Efficiently complying with the multitude of complex sanctions requirements is among the biggest challenges facing banks today. On the one hand, sanctions violations have led to institutions suffering reputational damage and hefty fines. On the other, inefficient screening processes cost firms huge sums every day they are in operation.
As ever, data is king. Efficient sanctions screening and compliance heavily relies on using accurate, up-to-date sanctions list data. This was the conundrum that Societe Generale recently faced - a bank with a huge global transaction business, screening and processing numerous transactions every day, across multiple jurisdictions around the world.
“We were looking to simultaneously have a single, trusted provider to automate the list management process and increase screening efficiencies, whilst maintaining a consistent risk appetite," said Ronan Gogé, global head of Sanctions Screening at Societe Generale. "We knew that sourcing the right sanctions data would influence whether or not we could do this. It was a massive decision for us,”.
A number of routes were open to the bank. A seemingly natural choice would have been to source the data from where it originates: the regulators.
Yet downloading lists from regulatory websites is an unwieldy task, involving accessing multiple sources in various formats. This makes slow, manual entry inevitable. And given that sanctions lists are often updated on a daily basis, any input delays can lead to significant operational risk.
“We would have had to build a dedicated team to input and manage the data manually," said Gogé. "Given our transactions span the world, this would have been a substantial overhead. It was a nonstarter. Ultimately the objective was to have a single vendor for list and for that vendor to be close to what is published by the regulators.”
The benefit of using third-parties is that they are a ‘one-stop shop’ to manage the data and deliver a complete sanctions list file each day, providing consistency and convenience, as well as offering support.

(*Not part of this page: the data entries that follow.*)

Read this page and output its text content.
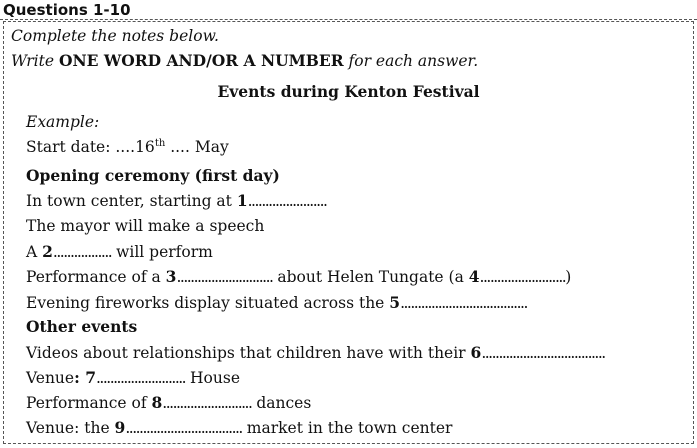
Questions 1-10
Complete the notes below.
Write ONE WORD AND/OR A NUMBER for each answer.
Events during Kenton Festival
Example:
Start date: ....16th .... May
Opening ceremony (first day)
In town center, starting at 1.......................
The mayor will make a speech
A 2................. will perform
Performance of a 3............................ about Helen Tungate (a 4.........................)
Evening fireworks display situated across the 5.....................................
Other events
Videos about relationships that children have with their 6....................................
Venue: 7.......................... House
Performance of 8.......................... dances
Venue: the 9.................................. market in the town center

But finding the right sanctions list is the challenge. Firms need to fully assess the differences between the provider lists available and understand the possible pitfalls.

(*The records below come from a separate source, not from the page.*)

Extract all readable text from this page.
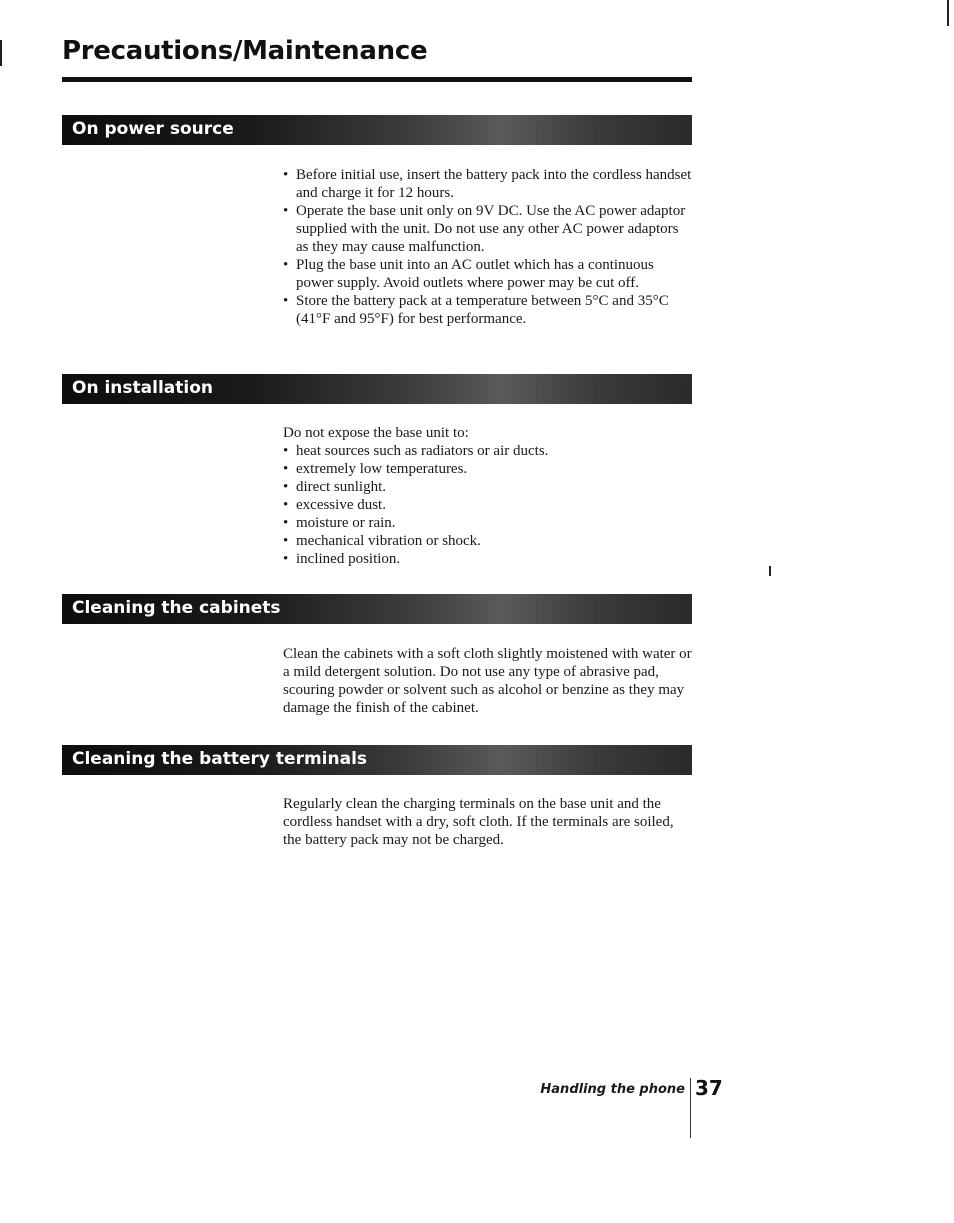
Precautions/Maintenance
On power source
• Before initial use, insert the battery pack into the cordless handset and charge it for 12 hours.
• Operate the base unit only on 9V DC. Use the AC power adaptor supplied with the unit. Do not use any other AC power adaptors as they may cause malfunction.
• Plug the base unit into an AC outlet which has a continuous power supply. Avoid outlets where power may be cut off.
• Store the battery pack at a temperature between 5°C and 35°C (41°F and 95°F) for best performance.
On installation
Do not expose the base unit to:
• heat sources such as radiators or air ducts.
• extremely low temperatures.
• direct sunlight.
• excessive dust.
• moisture or rain.
• mechanical vibration or shock.
• inclined position.
Cleaning the cabinets
Clean the cabinets with a soft cloth slightly moistened with water or a mild detergent solution. Do not use any type of abrasive pad, scouring powder or solvent such as alcohol or benzine as they may damage the finish of the cabinet.
Cleaning the battery terminals
Regularly clean the charging terminals on the base unit and the cordless handset with a dry, soft cloth. If the terminals are soiled, the battery pack may not be charged.
Handling the phone 37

“Once we had drawn up the shortlist, we assessed each provider against a range of criteria," Gogé commented. "Was the company a good fit for our risk appetite? Did their data formatting meet our needs? Are the lists edited before we get the file?”
Third-parties often enrich sanctions lists with missing data - such as BICs, AKAs, and addresses, for example - aimed at supporting the screening process. But enrichment is a double-edged sword. While it can add useful information to a file, many false positives are the result of vendors adding entities and aliases to lists, or failing to remove previously deleted entities. Dealing with high false positive rates is a major ongoing challenge for firms and high quality sanctions data is crucial to contain this costly burden.
After weighing in on all the options available, Societe Generale decided to go with SWIFT and deploy its Sanctions List Distribution solution. “SWIFT provided 100% transparency on the lists they provide," noted Gogé. "We got what we wanted: clear, unaltered sanctions lists, as close to the regulators published lists as possible,” says.
The bank wanted a provider that could help bring efficiencies and cost reductions to their compliance business. “As a community cooperative, we know SWIFT will keep abreast of changing regulatory requirements and provide flexible data sets that are fully adapted to our risk appetite and system capabilities,” said Gogé. “It has accelerated and automated our list management process with a high level of confidence in the data from SWIFT - as they reflect exactly what is published by regulators. This enabled us to redeploy screening operatives into true investigation roles related to sanctions.”
As well as providing a single source of sanctions list data, which is constantly updated in line with changing global sanctions, the data is structured to help Societe Generale drive greater automation into the process and reduce manual operations and time.
“Ultimately it comes down to trust," Gogé concluded. "We know we can rely on SWIFT to deliver public sanctions lists’ standardised data format, updated on a daily basis without fail. This collaboration enables us to mitigate operational risk, increase efficiency, and reduce costs.”